Berichten vom Montag zufolge soll das in Kalifornien ansässige
Unternehmen zwischen Juli und Dezember 2015 Benutzerdaten „deutlich
häufiger“ an Saudi-Arabien weitergegeben haben als die meisten anderen
Länder, darunter Kanada, das Vereinigte Königreich, Australien und
Spanien.
Die Klage wurde im vergangenen Mai von Areej al-Sadhan eingereicht, der Schwester eines saudischen Entwicklungshelfers, der gewaltsam verschwunden war und anschließend zu 20 Jahren Haft verurteilt wurde.
Es folgte die Infiltration von Twitter durch drei saudische Agenten und die Offenlegung der Identität Tausender anonymer Nutzer des Social-Media-Netzwerks, von denen einige später im Rahmen des Vorgehens Riads gegen Andersdenkende festgenommen und gefoltert wurden.
Anwälte, die Sadhan vertreten, sagten, Twitter habe die Kampagne der saudischen Regierung zur Aufspürung von Kritikern vorsätzlich ignoriert oder davon Kenntnis gehabt, dem Königreich aber aus finanziellen Gründen Hilfe geleistet.
Sie fügten hinzu, dass das saudische Vorgehen bis Dezember 2014 zurückverfolgt werden kann, als Ahmad Abouammo, ein ehemaliger Twitter-Manager, der wegen Spionage für Riad verurteilt wurde, begann, auf vertrauliche Benutzerdaten zuzugreifen und diese an die Amtsträger des Königreichs zu senden.

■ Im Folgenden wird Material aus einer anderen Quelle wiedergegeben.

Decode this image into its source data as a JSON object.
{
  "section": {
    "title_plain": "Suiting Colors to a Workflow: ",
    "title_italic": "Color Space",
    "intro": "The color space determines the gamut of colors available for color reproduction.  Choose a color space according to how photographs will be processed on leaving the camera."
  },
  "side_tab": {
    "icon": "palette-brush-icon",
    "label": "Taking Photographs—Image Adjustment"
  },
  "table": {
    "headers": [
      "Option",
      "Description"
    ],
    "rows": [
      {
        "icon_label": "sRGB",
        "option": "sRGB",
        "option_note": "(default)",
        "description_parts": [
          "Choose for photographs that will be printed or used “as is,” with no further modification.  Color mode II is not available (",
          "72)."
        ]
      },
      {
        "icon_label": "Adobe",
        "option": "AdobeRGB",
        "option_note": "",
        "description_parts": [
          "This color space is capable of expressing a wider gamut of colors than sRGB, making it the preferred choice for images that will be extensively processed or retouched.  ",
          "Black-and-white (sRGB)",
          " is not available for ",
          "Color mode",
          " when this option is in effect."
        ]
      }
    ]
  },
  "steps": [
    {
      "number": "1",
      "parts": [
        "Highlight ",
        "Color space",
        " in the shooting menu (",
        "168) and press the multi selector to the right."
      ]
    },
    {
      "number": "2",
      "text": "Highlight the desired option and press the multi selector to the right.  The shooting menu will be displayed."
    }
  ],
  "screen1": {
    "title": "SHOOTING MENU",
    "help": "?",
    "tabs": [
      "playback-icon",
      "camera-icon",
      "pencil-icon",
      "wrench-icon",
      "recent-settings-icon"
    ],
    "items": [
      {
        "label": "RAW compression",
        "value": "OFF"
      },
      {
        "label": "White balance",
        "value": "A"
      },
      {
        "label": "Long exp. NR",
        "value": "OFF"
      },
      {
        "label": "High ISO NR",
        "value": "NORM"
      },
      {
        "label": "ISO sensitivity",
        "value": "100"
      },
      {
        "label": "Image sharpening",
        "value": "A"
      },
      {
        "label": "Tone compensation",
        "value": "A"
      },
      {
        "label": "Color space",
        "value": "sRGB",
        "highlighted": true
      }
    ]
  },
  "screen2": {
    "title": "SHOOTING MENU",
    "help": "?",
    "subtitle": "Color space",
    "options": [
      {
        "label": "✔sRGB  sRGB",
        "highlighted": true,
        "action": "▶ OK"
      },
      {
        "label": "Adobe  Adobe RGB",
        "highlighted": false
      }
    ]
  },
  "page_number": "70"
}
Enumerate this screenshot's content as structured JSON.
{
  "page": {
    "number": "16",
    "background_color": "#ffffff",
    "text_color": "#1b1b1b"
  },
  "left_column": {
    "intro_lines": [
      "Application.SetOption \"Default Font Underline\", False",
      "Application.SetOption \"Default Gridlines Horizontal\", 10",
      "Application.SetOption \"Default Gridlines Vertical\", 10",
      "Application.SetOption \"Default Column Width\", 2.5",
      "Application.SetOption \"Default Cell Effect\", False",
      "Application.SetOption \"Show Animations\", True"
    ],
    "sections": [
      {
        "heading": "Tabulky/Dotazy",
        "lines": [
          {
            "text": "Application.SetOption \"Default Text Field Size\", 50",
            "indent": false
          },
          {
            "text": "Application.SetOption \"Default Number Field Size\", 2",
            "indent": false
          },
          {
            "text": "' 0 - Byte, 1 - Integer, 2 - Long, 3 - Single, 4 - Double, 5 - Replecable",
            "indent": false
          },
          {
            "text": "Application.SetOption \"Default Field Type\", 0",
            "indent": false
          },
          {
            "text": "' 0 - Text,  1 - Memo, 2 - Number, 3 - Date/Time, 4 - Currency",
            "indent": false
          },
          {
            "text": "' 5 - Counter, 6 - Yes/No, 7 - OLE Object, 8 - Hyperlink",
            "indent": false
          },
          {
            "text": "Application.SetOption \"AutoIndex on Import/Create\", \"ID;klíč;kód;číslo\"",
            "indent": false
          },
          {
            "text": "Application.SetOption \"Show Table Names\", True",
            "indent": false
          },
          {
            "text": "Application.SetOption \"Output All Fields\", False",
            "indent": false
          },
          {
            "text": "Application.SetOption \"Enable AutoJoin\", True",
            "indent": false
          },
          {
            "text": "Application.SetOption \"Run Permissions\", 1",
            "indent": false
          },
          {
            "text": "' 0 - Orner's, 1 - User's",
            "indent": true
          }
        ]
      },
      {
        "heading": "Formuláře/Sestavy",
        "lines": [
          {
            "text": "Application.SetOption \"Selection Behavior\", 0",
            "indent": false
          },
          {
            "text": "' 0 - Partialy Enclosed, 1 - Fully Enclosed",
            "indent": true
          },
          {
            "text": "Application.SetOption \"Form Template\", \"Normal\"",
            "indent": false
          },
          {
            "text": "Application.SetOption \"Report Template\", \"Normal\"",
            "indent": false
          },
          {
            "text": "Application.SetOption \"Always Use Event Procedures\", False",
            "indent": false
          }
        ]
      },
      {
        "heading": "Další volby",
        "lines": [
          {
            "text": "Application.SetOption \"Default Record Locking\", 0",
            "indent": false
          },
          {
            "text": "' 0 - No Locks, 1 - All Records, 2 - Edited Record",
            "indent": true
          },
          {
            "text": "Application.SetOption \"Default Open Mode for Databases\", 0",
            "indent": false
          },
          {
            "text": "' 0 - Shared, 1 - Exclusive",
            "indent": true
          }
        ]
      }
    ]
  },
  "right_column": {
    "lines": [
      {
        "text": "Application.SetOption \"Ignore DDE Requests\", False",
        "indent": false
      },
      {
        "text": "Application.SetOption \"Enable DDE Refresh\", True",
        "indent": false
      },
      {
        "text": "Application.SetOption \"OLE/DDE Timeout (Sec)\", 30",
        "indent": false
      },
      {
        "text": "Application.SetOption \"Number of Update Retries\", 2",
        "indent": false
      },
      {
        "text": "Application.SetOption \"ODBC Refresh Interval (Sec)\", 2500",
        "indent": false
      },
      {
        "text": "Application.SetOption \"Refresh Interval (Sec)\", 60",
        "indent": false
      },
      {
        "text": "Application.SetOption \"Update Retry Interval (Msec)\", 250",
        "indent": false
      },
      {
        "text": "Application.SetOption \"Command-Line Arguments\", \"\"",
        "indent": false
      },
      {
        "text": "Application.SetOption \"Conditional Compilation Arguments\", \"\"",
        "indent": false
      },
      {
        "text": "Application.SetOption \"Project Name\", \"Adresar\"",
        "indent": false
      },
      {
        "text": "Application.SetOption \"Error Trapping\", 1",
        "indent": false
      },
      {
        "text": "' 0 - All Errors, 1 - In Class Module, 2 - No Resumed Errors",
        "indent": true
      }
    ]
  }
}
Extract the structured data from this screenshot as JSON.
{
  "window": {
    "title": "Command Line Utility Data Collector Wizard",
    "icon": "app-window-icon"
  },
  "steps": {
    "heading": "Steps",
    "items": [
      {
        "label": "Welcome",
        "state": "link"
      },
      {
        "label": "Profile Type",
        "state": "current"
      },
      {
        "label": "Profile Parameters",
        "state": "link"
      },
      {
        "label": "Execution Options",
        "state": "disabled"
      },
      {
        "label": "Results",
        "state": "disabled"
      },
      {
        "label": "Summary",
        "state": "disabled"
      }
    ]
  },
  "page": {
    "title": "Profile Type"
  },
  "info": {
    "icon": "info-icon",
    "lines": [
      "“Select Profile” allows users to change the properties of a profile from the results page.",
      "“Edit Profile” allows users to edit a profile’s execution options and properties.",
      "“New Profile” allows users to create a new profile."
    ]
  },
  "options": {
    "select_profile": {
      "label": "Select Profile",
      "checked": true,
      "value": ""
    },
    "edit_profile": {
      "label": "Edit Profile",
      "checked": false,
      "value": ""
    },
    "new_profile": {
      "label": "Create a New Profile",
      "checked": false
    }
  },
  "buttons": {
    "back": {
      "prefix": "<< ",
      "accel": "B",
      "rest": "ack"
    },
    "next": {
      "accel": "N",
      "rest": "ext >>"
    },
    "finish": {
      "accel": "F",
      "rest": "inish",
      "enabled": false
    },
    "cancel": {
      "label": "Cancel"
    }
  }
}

Abouammo schickte eine Nachricht an Saud al-Qahtani, einen engen Vertrauten des saudischen Kronprinzen Mohammed bin Salman, in der er sagte: „Wir werden proaktiv und reaktiv das Böse beseitigen, mein Bruder“, heißt es in der Klageschrift. Es hieß, dass es sich um einen Hinweis auf die Identifizierung und Verletzung vermeintlicher saudischer Dissidenten, die Twitter nutzten, handele.
„Twitter war sich dieser Nachricht entweder bewusst – sie wurde dreist auf seiner eigenen Plattform gesendet – oder ignorierte sie absichtlich“, heißt es darin.
Nachdem Abouammo im Mai 2015 zurückgetreten war, nahm er weiterhin Kontakt zu Twitter auf, um Anfragen von Bader al-Asaker, einem hochrangigen Berater von bin Salman, nach der Identität vertraulicher Benutzer entgegenzunehmen, heißt es in der Gerichtsakte. Er teilte dem Unternehmen mit, dass die Anfragen im Namen seiner „alten Partner in der saudischen Regierung“ seien.
In der Klage wird außerdem behauptet, dass Twitter sich der Sicherheitsrisiken für interne personenbezogene Daten „hinreichend bewusst“ gewesen sei und abermalige „rote Fahnen“ der „bösartigen Kampagne“ der saudischen Behörden gegen Kritiker ignoriert habe.
Letzte Woche verhängte ein saudisches Gericht ein Todesurteil gegen Muhammad al-Ghamdi aufgrund seiner in Tweets geäußerten Ansichten, was Human Rights Watch (HRW) als „Eskalation“ der Kampagne gegen die freie Meinungsäußerung verurteilte.
Saudische Grenzschutzbeamte sind an der Tötung äthiopischer Migranten beteiligt
In einer aktuellen Entwicklung beendete Deutschland ein Trainingsprogramm für saudische Grenztruppen, nachdem Berichten zufolge diese an „vorsätzlichen Massentötungen“ überwiegend äthiopischer Migranten beteiligt waren, die versuchten, die Grenze zum Jemen zu überqueren.
In einer Erklärung gegenüber The Guardian sagte das deutsche Innenministerium, das Programm sei „abgebrochen“ worden, nachdem es Berichte über „massive Menschenrechtsverletzungen“ durch saudische Grenzkräfte gegeben habe.
Früheren Berichten zufolge waren die USA und Deutschland an langfristigen Ausbildungsprogrammen für Streitkräfte beteiligt, die vom saudischen Innenministerium kommandiert werden und für die Land- und Seesicherheit verantwortlich sind, einschließlich seiner Grenztruppen.